So much for the film critic who suggested that all four main characters were "getting on a bit" – especially 50-year-old Samantha – and compared Sarah Jessica Parker to a "skeletal transvestite". Women don't like that kind of stuff and, contrary to popular opinion, we're intensely loyal to our heroines. Cinemas are still packed with SATC fans, cheering on 40-something Carrie and her friends.

Sadly, the story hasn't ended so well for Hillary Clinton, who yesterday announced the end of her attempt to become the first credible female candidate for the American Presidency. The problem for her victorious rival, Barack Obama, is that Clinton's supporters include millions of middle-aged and older women who hate seeing a successful woman vilified. They watched in disbelief as their candidate was written off before the primary season had even started; they are still seething over a campaign which wrongly suggested that she was trailing far behind Obama and had no right to be in the contest.
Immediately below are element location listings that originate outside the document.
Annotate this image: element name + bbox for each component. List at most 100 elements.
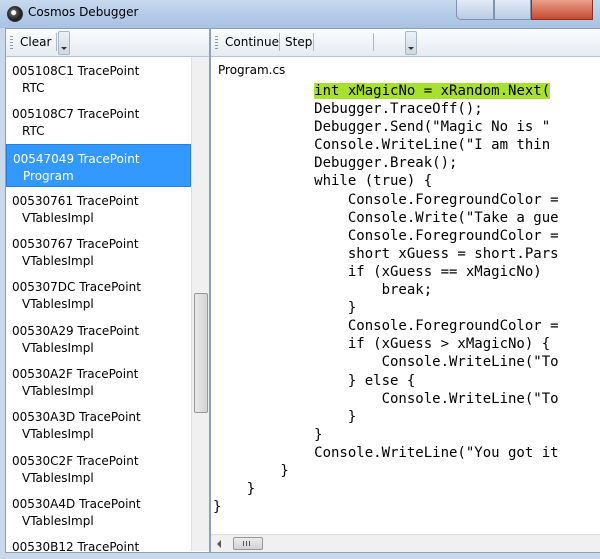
trace-list-item[interactable]: 005108C1 TracePoint RTC: [6, 57, 191, 100]
code-line: int xMagicNo = xRandom.Next(: [213, 82, 559, 100]
trace-item-detail: VTablesImpl: [22, 340, 94, 355]
current-line-highlight: int xMagicNo = xRandom.Next(: [314, 83, 551, 99]
trace-list-item[interactable]: 00530C2F TracePoint VTablesImpl: [6, 447, 191, 490]
trace-item-header: 00530A3D TracePoint: [12, 409, 191, 426]
window-controls: [456, 0, 600, 20]
code-line: Console.ForegroundColor =: [213, 227, 559, 244]
trace-item-header: 00530A29 TracePoint: [12, 323, 191, 340]
trace-item-address: 005108C1: [12, 64, 74, 78]
code-line: Console.WriteLine("To: [213, 390, 559, 407]
trace-item-detail: VTablesImpl: [22, 297, 94, 312]
trace-item-header: 00530C2F TracePoint: [12, 453, 191, 470]
toolbar-separator: [279, 33, 280, 51]
toolbar-separator: [56, 33, 57, 51]
trace-panel: Clear 005108C1 TracePoint RTC 005108C7 Tra…: [5, 28, 210, 553]
trace-item-detail: VTablesImpl: [22, 384, 94, 399]
trace-item-header: 00530767 TracePoint: [12, 236, 191, 253]
trace-list: 005108C1 TracePoint RTC 005108C7 TracePoin…: [6, 57, 191, 551]
trace-item-detail: VTablesImpl: [22, 513, 94, 528]
maximize-button[interactable]: [494, 0, 531, 20]
step-button[interactable]: Step: [283, 33, 314, 51]
code-line: Debugger.Send("Magic No is ": [213, 119, 551, 136]
trace-item-address: 00530A4D: [12, 496, 76, 511]
trace-list-item[interactable]: 00530761 TracePoint VTablesImpl: [6, 187, 191, 230]
toolbar-overflow-button[interactable]: [405, 31, 417, 55]
continue-button[interactable]: Continue: [223, 33, 281, 51]
trace-item-header: 00530761 TracePoint: [12, 193, 191, 210]
window-title: Cosmos Debugger: [28, 5, 139, 19]
code-line: }: [213, 426, 323, 443]
trace-item-header: 005108C1 TracePoint: [12, 63, 191, 80]
toolbar-grip[interactable]: [10, 36, 13, 50]
trace-item-header: 00547049 TracePoint: [13, 151, 190, 168]
trace-item-kind: TracePoint: [77, 151, 140, 166]
trace-item-address: 00547049: [13, 151, 75, 166]
trace-list-item[interactable]: 00530A4D TracePoint VTablesImpl: [6, 490, 191, 533]
code-line: Debugger.Break();: [213, 155, 458, 172]
trace-item-kind: TracePoint: [77, 540, 140, 551]
scroll-left-arrow-icon[interactable]: [211, 535, 228, 552]
code-line: }: [213, 408, 357, 425]
trace-item-kind: TracePoint: [77, 64, 140, 78]
trace-item-address: 00530C2F: [12, 453, 74, 468]
trace-list-item[interactable]: 00530A3D TracePoint VTablesImpl: [6, 403, 191, 446]
trace-item-kind: TracePoint: [79, 280, 141, 295]
trace-item-detail: RTC: [22, 124, 45, 139]
code-line: Console.WriteLine("To: [213, 354, 559, 371]
trace-item-kind: TracePoint: [76, 367, 139, 382]
code-line: }: [213, 462, 289, 479]
trace-item-address: 005307DC: [12, 280, 76, 295]
trace-list-item[interactable]: 00547049 TracePoint Program: [6, 143, 191, 187]
toolbar-overflow-button[interactable]: [58, 31, 70, 55]
trace-item-header: 00530A2F TracePoint: [12, 366, 191, 383]
trace-item-address: 005108C7: [12, 107, 74, 122]
source-file-name: Program.cs: [218, 63, 286, 77]
trace-item-kind: TracePoint: [77, 323, 140, 338]
trace-item-detail: VTablesImpl: [22, 210, 94, 225]
trace-item-detail: VTablesImpl: [22, 254, 94, 269]
code-line: }: [213, 300, 357, 317]
trace-list-item[interactable]: 005307DC TracePoint VTablesImpl: [6, 273, 191, 316]
code-line: Debugger.TraceOff();: [213, 101, 483, 118]
trace-item-header: 00530A4D TracePoint: [12, 496, 191, 513]
source-panel: Continue Step Program.cs int xMagicNo = …: [210, 28, 600, 553]
trace-item-kind: TracePoint: [76, 193, 139, 208]
trace-item-kind: TracePoint: [76, 237, 139, 252]
minimize-button[interactable]: [456, 0, 494, 20]
trace-list-item[interactable]: 00530A29 TracePoint VTablesImpl: [6, 317, 191, 360]
trace-item-kind: TracePoint: [77, 107, 140, 122]
trace-item-header: 00530B12 TracePoint: [12, 539, 191, 551]
clear-button[interactable]: Clear: [18, 33, 53, 51]
scrollbar-thumb[interactable]: [194, 293, 208, 413]
code-line: if (xGuess == xMagicNo): [213, 263, 542, 280]
trace-item-address: 00530B12: [12, 540, 74, 551]
code-line: Console.ForegroundColor =: [213, 318, 559, 335]
code-line: break;: [213, 282, 433, 299]
code-line: if (xGuess > xMagicNo) {: [213, 336, 551, 353]
code-line: short xGuess = short.Pars: [213, 245, 559, 262]
trace-item-address: 00530A3D: [12, 410, 76, 425]
trace-item-kind: TracePoint: [79, 496, 141, 511]
toolbar-grip[interactable]: [215, 36, 218, 50]
code-line: Console.ForegroundColor =: [213, 191, 559, 208]
trace-list-item[interactable]: 00530B12 TracePoint: [6, 533, 191, 551]
scrollbar-thumb[interactable]: [233, 537, 263, 550]
code-line: }: [213, 499, 222, 516]
trace-item-address: 00530A2F: [12, 367, 73, 382]
toolbar-separator: [313, 33, 314, 51]
trace-item-address: 00530761: [12, 193, 74, 208]
trace-item-kind: TracePoint: [76, 453, 139, 468]
code-line: Console.WriteLine("You got it: [213, 444, 559, 461]
trace-item-header: 005307DC TracePoint: [12, 279, 191, 296]
trace-list-scrollbar[interactable]: [191, 57, 209, 551]
toolbar-separator: [373, 33, 374, 51]
trace-item-detail: VTablesImpl: [22, 427, 94, 442]
code-line: }: [213, 481, 256, 498]
trace-list-item[interactable]: 00530A2F TracePoint VTablesImpl: [6, 360, 191, 403]
trace-list-item[interactable]: 00530767 TracePoint VTablesImpl: [6, 230, 191, 273]
close-button[interactable]: [531, 0, 593, 20]
trace-item-detail: Program: [23, 168, 74, 183]
trace-list-item[interactable]: 005108C7 TracePoint RTC: [6, 100, 191, 143]
trace-item-address: 00530767: [12, 237, 74, 252]
source-horizontal-scrollbar[interactable]: [211, 534, 600, 552]
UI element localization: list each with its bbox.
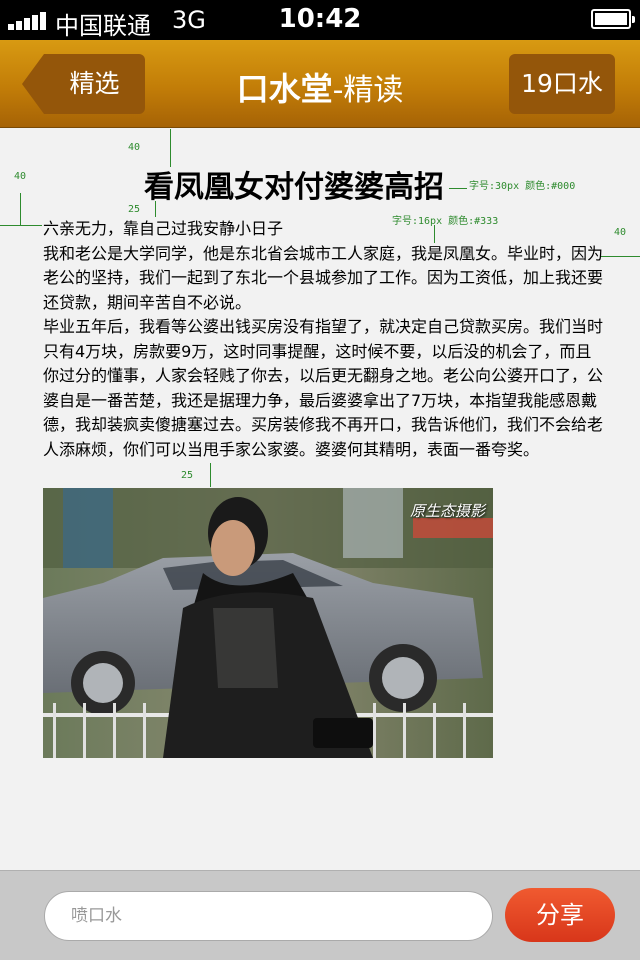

It took Obama five months to get the delegates and super-delegates he needed to defeat her, and last week's count showed how close it was: he won 2,158 to Clinton's 1,926. Arguments have raged about the popular vote but it's clear that both candidates got more than 17 million, which hardly supports the idea that Clinton was a hopeless outsider. On the contrary, it's amazing that she did so well, considering the depths to which some of her opponents stooped. I've never been a fan of either of the Clintons, but I'm saddened by the ferocity of the attacks on the first woman in the history of the US with a real chance of becoming President. It's fair enough to criticise her policies and her record, but that isn't what they focused on, a fact symbolised for me by the notorious nutcracker in the shape of her body. Her stainless steel thighs crack the toughest nuts, geddit?

The "Hillary is a bitch" campaign has revealed a rabid strain of misogyny; like anti-Semitism, it is visceral and illogical. I've criticised Hillary Clinton for putting her political career on hold while her husband ran for office, but I can't see another woman in American politics who has put in the hard work and has sufficient support to run for President. I wouldn't be surprised if a generation of younger female politicians are asking themselves whether they could take as much heat.

It's telling that the Democrats have gone for an unknown quantity, a man long on rhetoric but short on policy, rather than a woman; even if Obama beats John McCain in November, the last few months have been hugely damaging for the entire political process. Even in the Democratic Party, women are still supposed to marry Mr Big, not go after the top job themselves.